= Chris Craker =

Chris Craker (born 1959 in Bromley, Kent, England), studied the clarinet at the Royal Northern College of Music from 1977 to 1981. He had a successful career as a clarinetist, playing with orchestras including the London Symphony, the Royal Philharmonic, the Scottish Chamber, and the London Chamber. He also founded and was the artistic director of The Prometheus Ensemble, one of Britain's premier chamber ensembles, and conducted a number of West End musicals such as Chess. He went on to conduct the works of Karl Jenkins in Japan, as well as the Bangkok debut of Chris de Burgh. His work as a composer is published by Music Sales and frequently broadcast on Classic FM. Craker was selected to produce the music for the Asian Games, including the hit theme song "Reach For The Stars", which was performed by Sony BMG pop artist Tata Young and sold over 2.3 million copies, reaching No. 1 in the pop charts.
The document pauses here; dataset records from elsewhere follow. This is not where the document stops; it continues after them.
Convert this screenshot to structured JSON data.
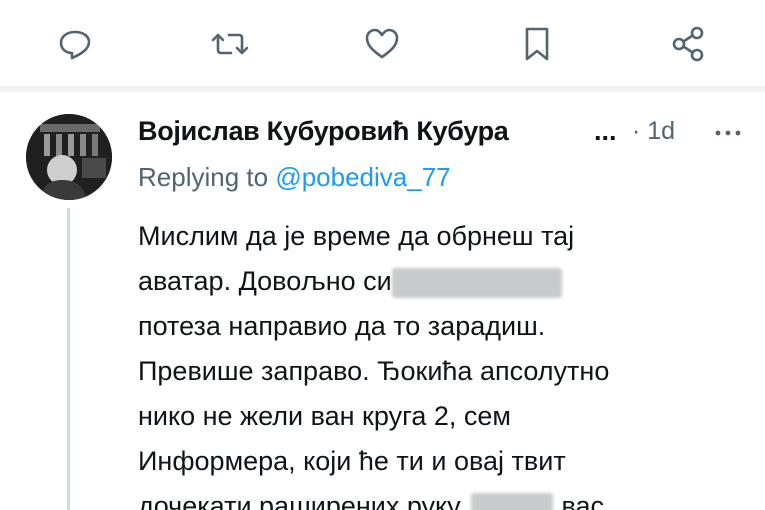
{
  "actions": {
    "reply_icon": "reply-icon",
    "retweet_icon": "retweet-icon",
    "like_icon": "like-icon",
    "bookmark_icon": "bookmark-icon",
    "share_icon": "share-icon"
  },
  "tweet": {
    "author_name": "Војислав Кубуровић Кубура",
    "name_truncation": "...",
    "time": "· 1d",
    "replying_prefix": "Replying to ",
    "replying_handle": "@pobediva_77",
    "lines": [
      "Мислим да је време да обрнеш тај",
      "аватар. Довољно си",
      "потеза направио да то зарадиш.",
      "Превише заправо. Ђокића апсолутно",
      "нико не жели ван круга 2, сем",
      "Информера, који ће ти и овај твит",
      "дочекати раширених руку,"
    ],
    "line7_tail": "вас"
  },
  "colors": {
    "text_primary": "#0f1419",
    "text_secondary": "#536471",
    "link": "#1d9bf0",
    "divider": "#eff3f4"
  }
}
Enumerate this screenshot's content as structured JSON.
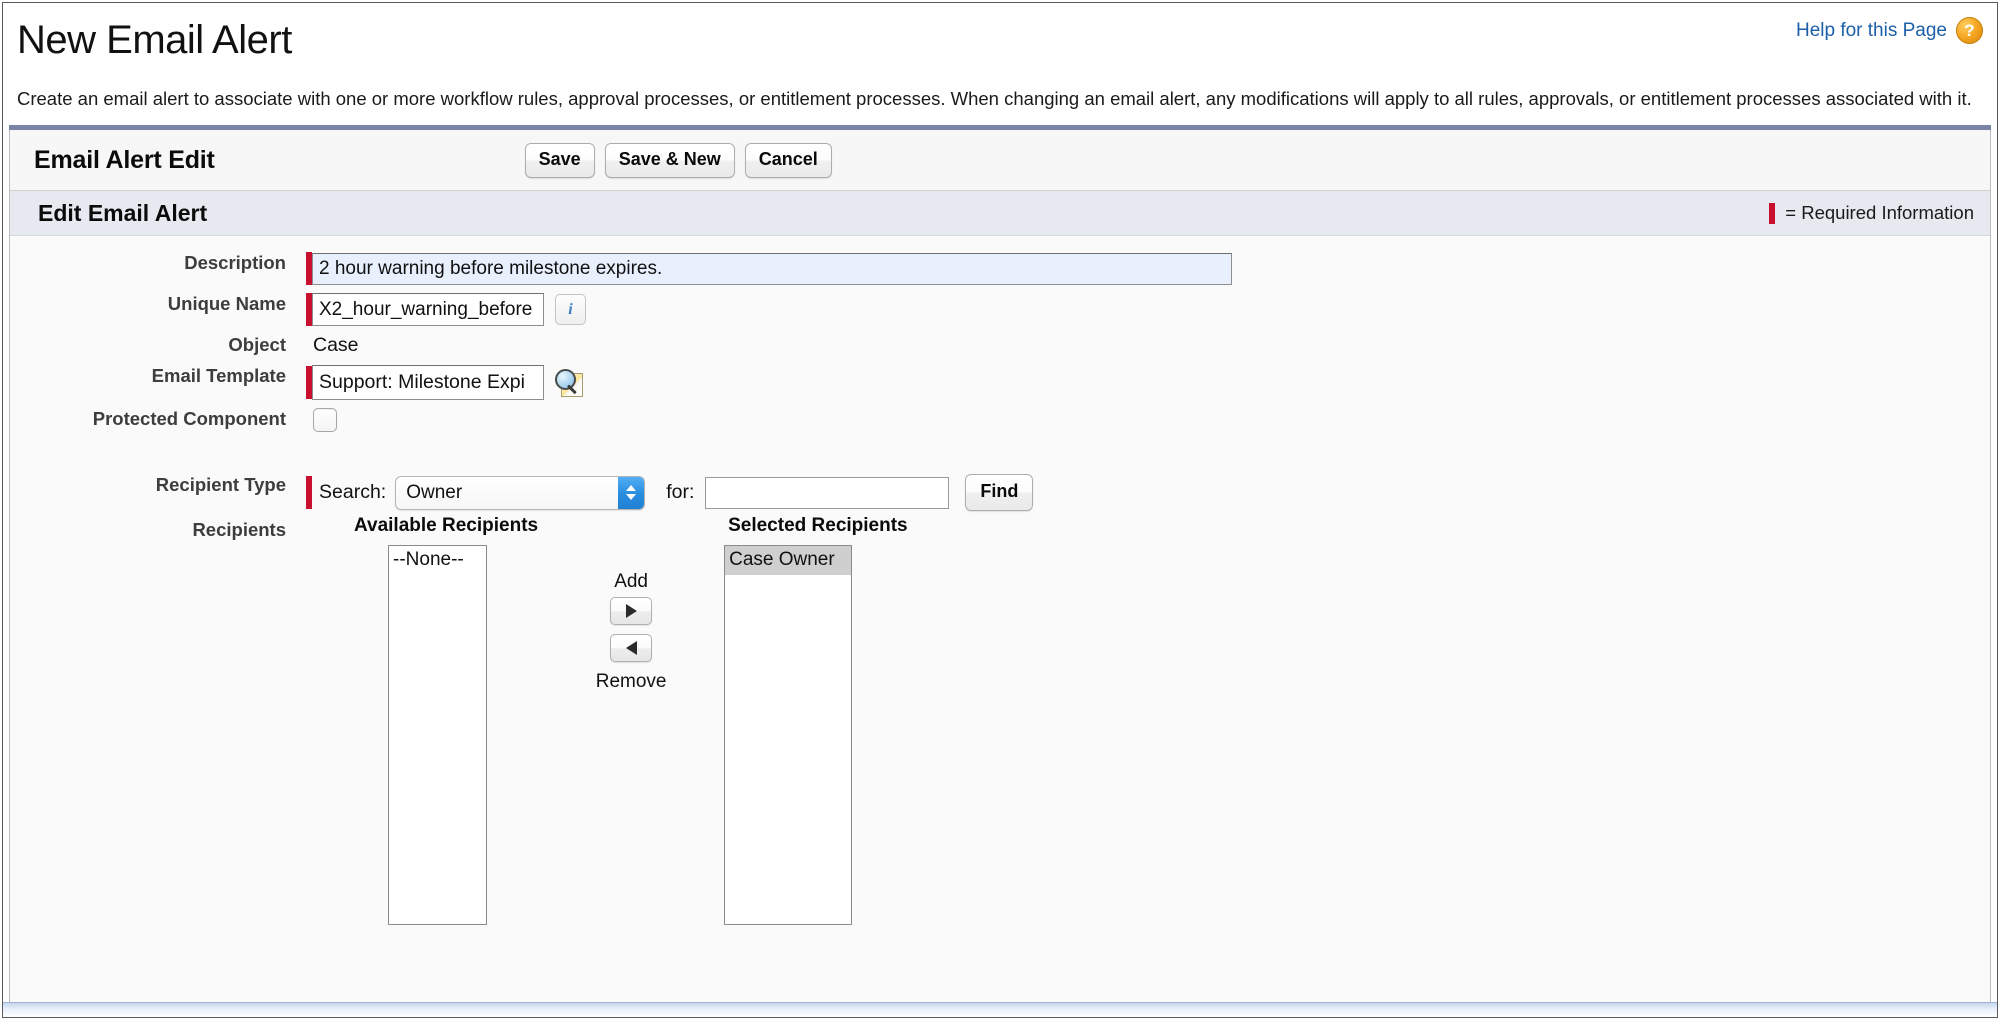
{
  "header": {
    "title": "New Email Alert",
    "help_link": "Help for this Page",
    "help_icon_glyph": "?",
    "description": "Create an email alert to associate with one or more workflow rules, approval processes, or entitlement processes. When changing an email alert, any modifications will apply to all rules, approvals, or entitlement processes associated with it."
  },
  "toolbar": {
    "title": "Email Alert Edit",
    "save_label": "Save",
    "save_new_label": "Save & New",
    "cancel_label": "Cancel"
  },
  "section": {
    "title": "Edit Email Alert",
    "required_legend": "= Required Information"
  },
  "form": {
    "description": {
      "label": "Description",
      "value": "2 hour warning before milestone expires.",
      "required": true
    },
    "unique_name": {
      "label": "Unique Name",
      "value": "X2_hour_warning_before",
      "required": true,
      "info_glyph": "i"
    },
    "object": {
      "label": "Object",
      "value": "Case",
      "required": false
    },
    "email_template": {
      "label": "Email Template",
      "value": "Support: Milestone Expi",
      "required": true,
      "lookup_icon": "lookup-icon"
    },
    "protected_component": {
      "label": "Protected Component",
      "checked": false
    },
    "recipient_type": {
      "label": "Recipient Type",
      "search_label": "Search:",
      "selected_option": "Owner",
      "options": [
        "Owner"
      ],
      "for_label": "for:",
      "for_value": "",
      "find_label": "Find",
      "required": true
    },
    "recipients": {
      "label": "Recipients",
      "available_header": "Available Recipients",
      "available_items": [
        "--None--"
      ],
      "selected_header": "Selected Recipients",
      "selected_items": [
        "Case Owner"
      ],
      "selected_highlighted": "Case Owner",
      "add_label": "Add",
      "remove_label": "Remove"
    }
  },
  "colors": {
    "required_red": "#c8102e",
    "link_blue": "#1c5fa8",
    "section_band": "#e6e9f0",
    "panel_top_border": "#7b83a5",
    "autofill_blue": "#e8f0fe",
    "stepper_blue": "#2a8ee0"
  }
}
He moved into the record business in the late 1990s and worked as a record producer for numerous labels, including EMI, RCA, and BMG. He founded several records labels, such as Black Box Music in 1998, which he later sold to Sanctuary Records. Sony BMG asked him to become the head of classics for the newly merged multi-national company. After one year in the London office, he was appointed general manager and senior vice president of the International Division of Sony BMG Masterworks, based in New York, where he stayed until his resignation in April 2008, after which he began to pursue independent activities once more—including founding the Karma Studios complex in Thailand. In 2008, Craker was appointed chairman of the Royal Northern College of Music development board.